Did two species mix to make butterflies?

27 August 2009 by Bob Holmes

WHAT child's imagination has not been captivated by the near-magical transformation that caterpillars undergo to become butterflies? This is the result of an ancient hybridisation between an insect and a worm-like animal, according to zoologist Donald Williamson, and now he says there is enough genetic information to test the theory.

Unfortunately for Williamson, now retired from the University of Liverpool, UK, the early returns are not encouraging.

Many insect groups, such as butterflies, bees and wasps, have larval stages that look nothing like the adults. Most biologists believe these evolved gradually, perhaps because natural selection favoured juvenile stages that differed from the adults and thus would compete less with them.

Williamson offers a different explanation. At some point hundreds of millions of years ago a larva-less insect - something like a grasshopper or cockroach, say - hybridised with a velvet worm. Also known as Onychophora, velvet worms are worm-like invertebrates with stubby, leg-like appendages.
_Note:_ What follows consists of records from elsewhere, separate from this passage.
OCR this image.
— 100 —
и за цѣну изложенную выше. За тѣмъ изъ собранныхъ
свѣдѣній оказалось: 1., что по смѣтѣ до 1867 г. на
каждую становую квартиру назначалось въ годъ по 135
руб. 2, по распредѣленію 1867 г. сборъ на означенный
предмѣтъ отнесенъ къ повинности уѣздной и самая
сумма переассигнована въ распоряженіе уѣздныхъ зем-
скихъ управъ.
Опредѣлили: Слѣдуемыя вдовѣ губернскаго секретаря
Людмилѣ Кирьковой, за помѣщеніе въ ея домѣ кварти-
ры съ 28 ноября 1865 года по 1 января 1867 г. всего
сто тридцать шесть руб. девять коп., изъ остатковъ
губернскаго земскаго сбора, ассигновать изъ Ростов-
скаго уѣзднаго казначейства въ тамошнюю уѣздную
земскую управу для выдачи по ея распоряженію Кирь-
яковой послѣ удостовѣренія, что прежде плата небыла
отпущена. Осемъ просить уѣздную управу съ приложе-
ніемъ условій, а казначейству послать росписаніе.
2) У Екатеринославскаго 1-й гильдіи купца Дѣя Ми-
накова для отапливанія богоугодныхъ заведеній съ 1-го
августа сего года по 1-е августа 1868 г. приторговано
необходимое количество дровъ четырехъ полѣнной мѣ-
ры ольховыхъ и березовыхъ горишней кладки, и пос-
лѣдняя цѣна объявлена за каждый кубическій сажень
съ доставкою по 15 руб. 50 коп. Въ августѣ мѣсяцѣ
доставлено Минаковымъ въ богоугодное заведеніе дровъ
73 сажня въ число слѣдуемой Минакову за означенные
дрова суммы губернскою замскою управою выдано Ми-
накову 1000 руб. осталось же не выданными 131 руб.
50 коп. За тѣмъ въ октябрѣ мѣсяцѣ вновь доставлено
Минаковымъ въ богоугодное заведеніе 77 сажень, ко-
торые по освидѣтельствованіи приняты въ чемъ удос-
According to Williamson's theory, the resulting hybrid and its descendants now develop successively through stages resembling both parents.

"Nobody knows where caterpillars came from," says Williamson, who thinks that many other invertebrate groups acquired their larvae in the same way (New Scientist, 24 January, p 34). "It's the only solution that makes sense."
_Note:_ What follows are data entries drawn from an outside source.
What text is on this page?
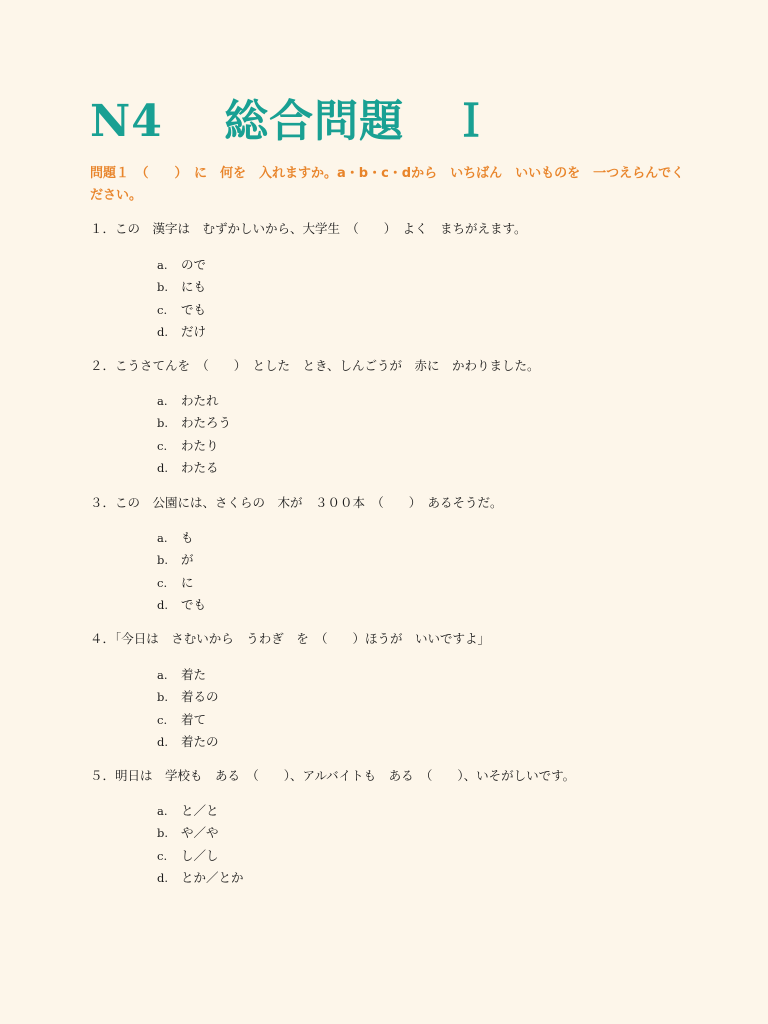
N4　 総合問題　Ｉ
問題１　（　　）　に　何を　入れますか。a・b・c・dから　いちばん　いいものを　一つえらんでください。
１．この　漢字は　むずかしいから、大学生　（　　）　よく　まちがえます。
a. ので
b. にも
c. でも
d. だけ
２．こうさてんを　（　　）　とした　とき、しんごうが　赤に　かわりました。
a. わたれ
b. わたろう
c. わたり
d. わたる
３．この　公園には、さくらの　木が　３００本　（　　）　あるそうだ。
a. も
b. が
c. に
d. でも
４．「今日は　さむいから　うわぎ　を　（　　）ほうが　いいですよ」
a. 着た
b. 着るの
c. 着て
d. 着たの
５．明日は　学校も　ある　（　　）、アルバイトも　ある　（　　）、いそがしいです。
a. と／と
b. や／や
c. し／し
d. とか／とか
Williamson offers little evidence other than physical resemblances, but he predicts that insects with caterpillar larvae should show genetic similarities to velvet worms (Proceedings of the National Academy of Sciences, DOI: 10.1073/pnas.0908357106).

Tommyrot, other biologists snort. For a start, the resemblance between velvet worms and caterpillars is only superficial. "In my view, Onychophora and caterpillars do not resemble each other at all," says Georg Mayer, a specialist in velvet worm development and taxonomy at the University of Jena, Germany.
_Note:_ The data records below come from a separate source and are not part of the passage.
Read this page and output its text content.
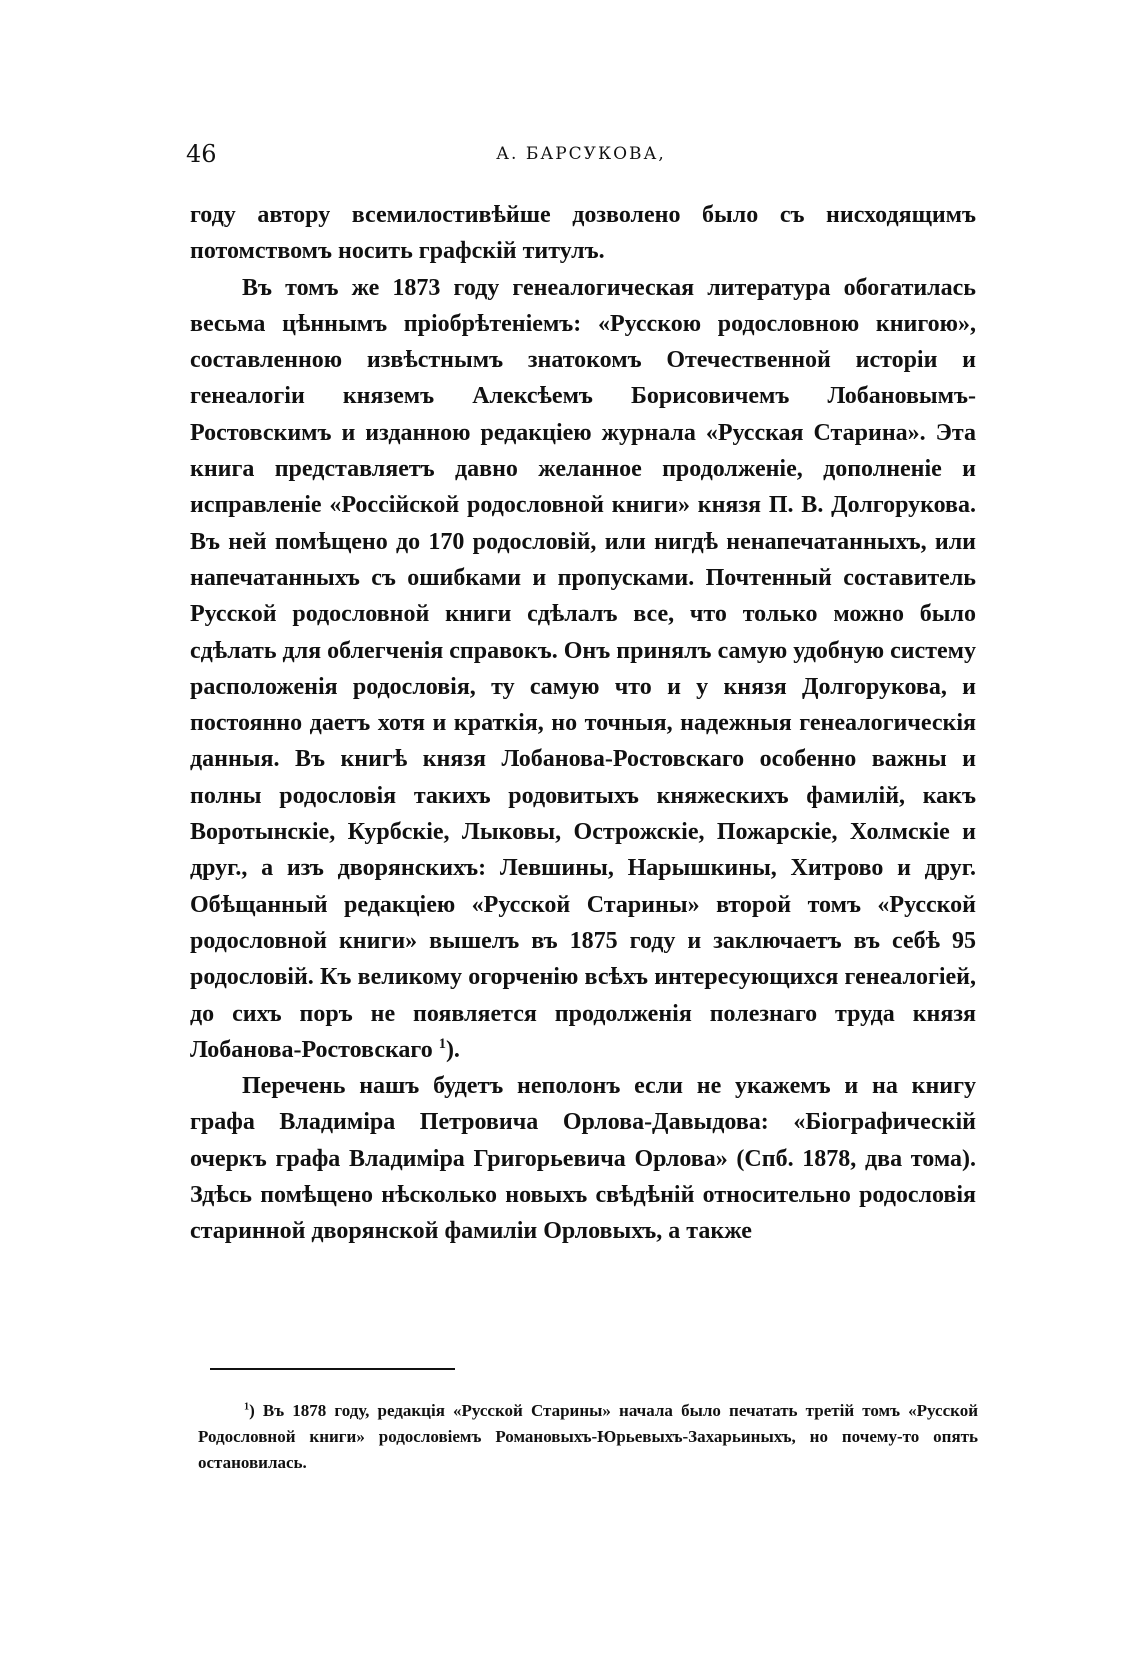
46	А. БАРСУКОВА,

году автору всемилостивѣйше дозволено было съ нисходящимъ потомствомъ носить графскій титулъ.

Въ томъ же 1873 году генеалогическая литература обогатилась весьма цѣннымъ пріобрѣтеніемъ: «Русскою родословною книгою», составленною извѣстнымъ знатокомъ Отечественной исторіи и генеалогіи княземъ Алексѣемъ Борисовичемъ Лобановымъ-Ростовскимъ и изданною редакціею журнала «Русская Старина». Эта книга представляетъ давно желанное продолженіе, дополненіе и исправленіе «Россійской родословной книги» князя П. В. Долгорукова. Въ ней помѣщено до 170 родословій, или нигдѣ ненапечатанныхъ, или напечатанныхъ съ ошибками и пропусками. Почтенный составитель Русской родословной книги сдѣлалъ все, что только можно было сдѣлать для облегченія справокъ. Онъ принялъ самую удобную систему расположенія родословія, ту самую что и у князя Долгорукова, и постоянно даетъ хотя и краткія, но точныя, надежныя генеалогическія данныя. Въ книгѣ князя Лобанова-Ростовскаго особенно важны и полны родословія такихъ родовитыхъ княжескихъ фамилій, какъ Воротынскіе, Курбскіе, Лыковы, Острожскіе, Пожарскіе, Холмскіе и друг., а изъ дворянскихъ: Левшины, Нарышкины, Хитрово и друг. Обѣщанный редакціею «Русской Старины» второй томъ «Русской родословной книги» вышелъ въ 1875 году и заключаетъ въ себѣ 95 родословій. Къ великому огорченію всѣхъ интересующихся генеалогіей, до сихъ поръ не появляется продолженія полезнаго труда князя Лобанова-Ростовскаго $^1$).

Перечень нашъ будетъ неполонъ если не укажемъ и на книгу графа Владиміра Петровича Орлова-Давыдова: «Біографическій очеркъ графа Владиміра Григорьевича Орлова» (Спб. 1878, два тома). Здѣсь помѣщено нѣсколько новыхъ свѣдѣній относительно родословія старинной дворянской фамиліи Орловыхъ, а также

$^1$) Въ 1878 году, редакція «Русской Старины» начала было печатать третій томъ «Русской Родословной книги» родословіемъ Романовыхъ-Юрьевыхъ-Захарьиныхъ, но почему-то опять остановилась.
Moreover, the genetic affinities Williamson predicts do not seem to be there. Geneticists have sequenced the genomes of several insects with caterpillar larvae, including silkworms, fruit flies, honeybees and mosquitoes. Yet there is no indication that any of their genes differ from what would be expected in a typical insect.

"I think it would be fairly obvious if there was lots of non-insect stuff in there," says Max Telford, a zoologist at University College London. For instance, all animals use the Hox family of genes to help them develop a front and a back. If caterpillars and adults derived from two separate ancestors, they would need two sets of Hox genes to guide their distinct developmental processes, but this is not the case.

In fact, caterpillars and their adults do seem to have genetic links. In beetles, for example, the genes that control larval leg development are the same ones that guide leg development in adults, says Nipam Patel, an evolutionary biologist at the University of California, Berkeley.

As appealing to the imagination as Williamson's theory may be, it looks like the evidence is not there to support it.